Le Terrorisme pastoral

Le Terrorisme pastoral

les Etats Unis et l'Ukraine

 

La véritable raison pour laquelle les États-Unis se

préoccupent tant de l’Ukraine tout en se foutant

éperdument des Ukrainiens, par le général Jean-Bernard

Pinatel

 

Le 6 août. 2014

Les États-Unis, depuis le début des troubles en Ukraine, se sont clairement positionnés contre les pro-russes.
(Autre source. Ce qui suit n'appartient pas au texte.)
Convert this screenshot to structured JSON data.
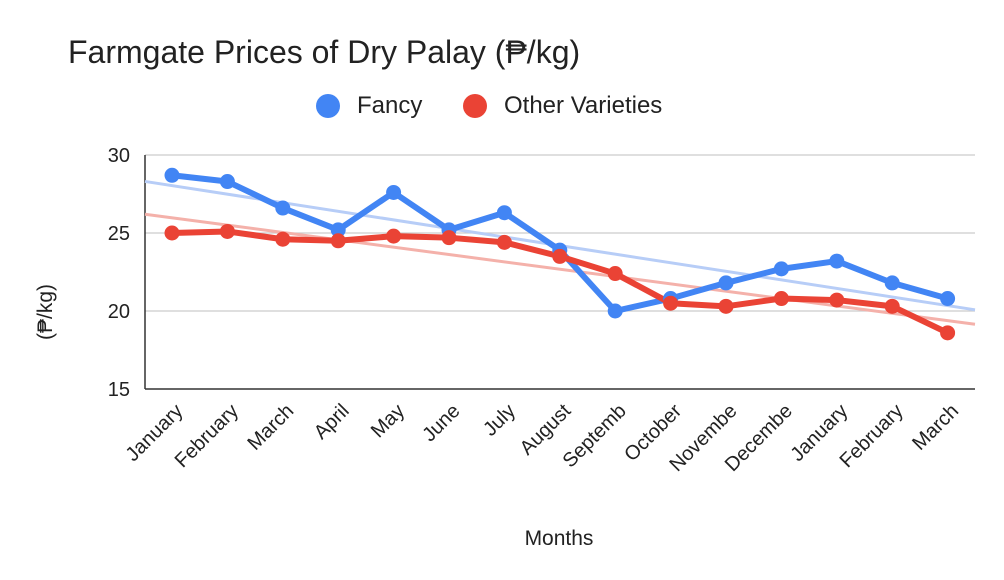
{
  "chart_data": {
    "type": "line",
    "title": "Farmgate Prices of Dry Palay (₱/kg)",
    "xlabel": "Months",
    "ylabel": "(₱/kg)",
    "categories": [
      "January",
      "February",
      "March",
      "April",
      "May",
      "June",
      "July",
      "August",
      "Septemb",
      "October",
      "Novembe",
      "Decembe",
      "January",
      "February",
      "March"
    ],
    "ylim": [
      15,
      30
    ],
    "yticks": [
      15,
      20,
      25,
      30
    ],
    "grid": true,
    "legend_position": "top",
    "series": [
      {
        "name": "Fancy",
        "color": "#4285f4",
        "trendline_color": "#b7cdf7",
        "values": [
          28.7,
          28.3,
          26.6,
          25.2,
          27.6,
          25.2,
          26.3,
          23.9,
          20.0,
          20.8,
          21.8,
          22.7,
          23.2,
          21.8,
          20.8
        ]
      },
      {
        "name": "Other Varieties",
        "color": "#ea4335",
        "trendline_color": "#f4b1aa",
        "values": [
          25.0,
          25.1,
          24.6,
          24.5,
          24.8,
          24.7,
          24.4,
          23.5,
          22.4,
          20.5,
          20.3,
          20.8,
          20.7,
          20.3,
          18.6
        ]
      }
    ]
  }
}
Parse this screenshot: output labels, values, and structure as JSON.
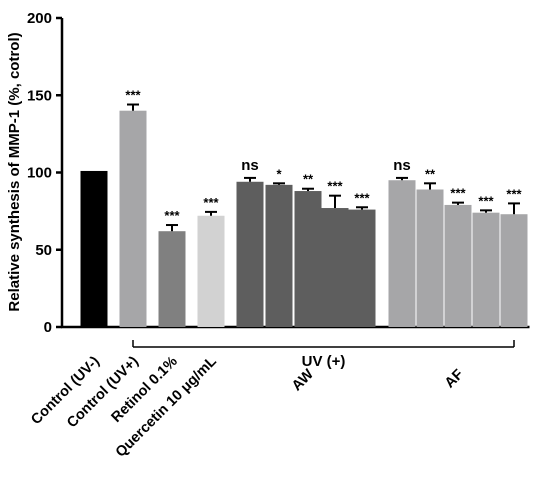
{
  "chart_data": {
    "type": "bar",
    "ylabel": "Relative synthesis of MMP-1 (%, cotrol)",
    "ylim": [
      0,
      200
    ],
    "yticks": [
      0,
      50,
      100,
      150,
      200
    ],
    "grid": false,
    "legend": "none",
    "categories": [
      "Control (UV-)",
      "Control (UV+)",
      "Retinol 0.1%",
      "Quercetin 10 μg/mL",
      "",
      "",
      "AW",
      "",
      "",
      "",
      "",
      "AF",
      "",
      ""
    ],
    "values": [
      101,
      140,
      62,
      72,
      94,
      92,
      88,
      77,
      76,
      95,
      89,
      79,
      74,
      73
    ],
    "errors": [
      0,
      4,
      4,
      2.5,
      2.5,
      1,
      1.5,
      8,
      1.5,
      1.5,
      4,
      1.5,
      1.5,
      7
    ],
    "significance": [
      "",
      "***",
      "***",
      "***",
      "ns",
      "*",
      "**",
      "***",
      "***",
      "ns",
      "**",
      "***",
      "***",
      "***"
    ],
    "colors": [
      "#000000",
      "#a6a6a8",
      "#808080",
      "#d2d2d2",
      "#5e5e5e",
      "#5e5e5e",
      "#5e5e5e",
      "#5e5e5e",
      "#5e5e5e",
      "#a6a6a8",
      "#a6a6a8",
      "#a6a6a8",
      "#a6a6a8",
      "#a6a6a8"
    ],
    "bracket_label": "UV (+)",
    "bracket_from_index": 1,
    "bracket_to_index": 13
  }
}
Un soutien aux relents de guerre froide, qui n’a rien à voir avec les intérêts des Ukrainiens.

 

Jean-Bernard Pinatel

Général (2S) et dirigeant d’entreprise, Jean-Bernard Pinatel est un expert reconnu des questions géopolitiques

et d’intelligence économique.

 

Il est l’auteur de Carnet de Guerres et de crises, paru aux éditions Lavauzelle en 2014.
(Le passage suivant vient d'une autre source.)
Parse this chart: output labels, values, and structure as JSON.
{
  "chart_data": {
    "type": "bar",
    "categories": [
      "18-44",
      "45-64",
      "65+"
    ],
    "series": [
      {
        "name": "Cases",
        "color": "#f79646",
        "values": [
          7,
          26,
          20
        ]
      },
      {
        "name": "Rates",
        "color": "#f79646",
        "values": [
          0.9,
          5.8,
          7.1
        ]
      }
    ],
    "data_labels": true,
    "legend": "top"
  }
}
Il anime aussi le blog : Géopolitique-Géostratégie

 

Atlantico : Les États-Unis déploient beaucoup d’énergie pour identifier les auteurs de l’attaque

contre l’avion de la Malaysian Airlines et ont été très prompts à montrer du doigt les pro-russes.

Quel intérêt ont-ils à leur faire porter le chapeau ?

Général (2S) Jean-Bernard Pinatel : Dès la chute du mur de Berlin en novembre 1989, les stratèges et

les hommes politiques américains ont perçu une menace principale : c’est qu’un rapprochement puis une

alliance entre l’Europe et la Russie ne contesterait la suprématie mondiale des États-Unis qui leur permet, en

toute impunité, de s’immiscer dans les affaires intérieures d’un pays, voire de lui faire la guerre et d’imposer

un droit international conforme à leurs intérêts comme la encore récemment montré l’affaire de la BNP.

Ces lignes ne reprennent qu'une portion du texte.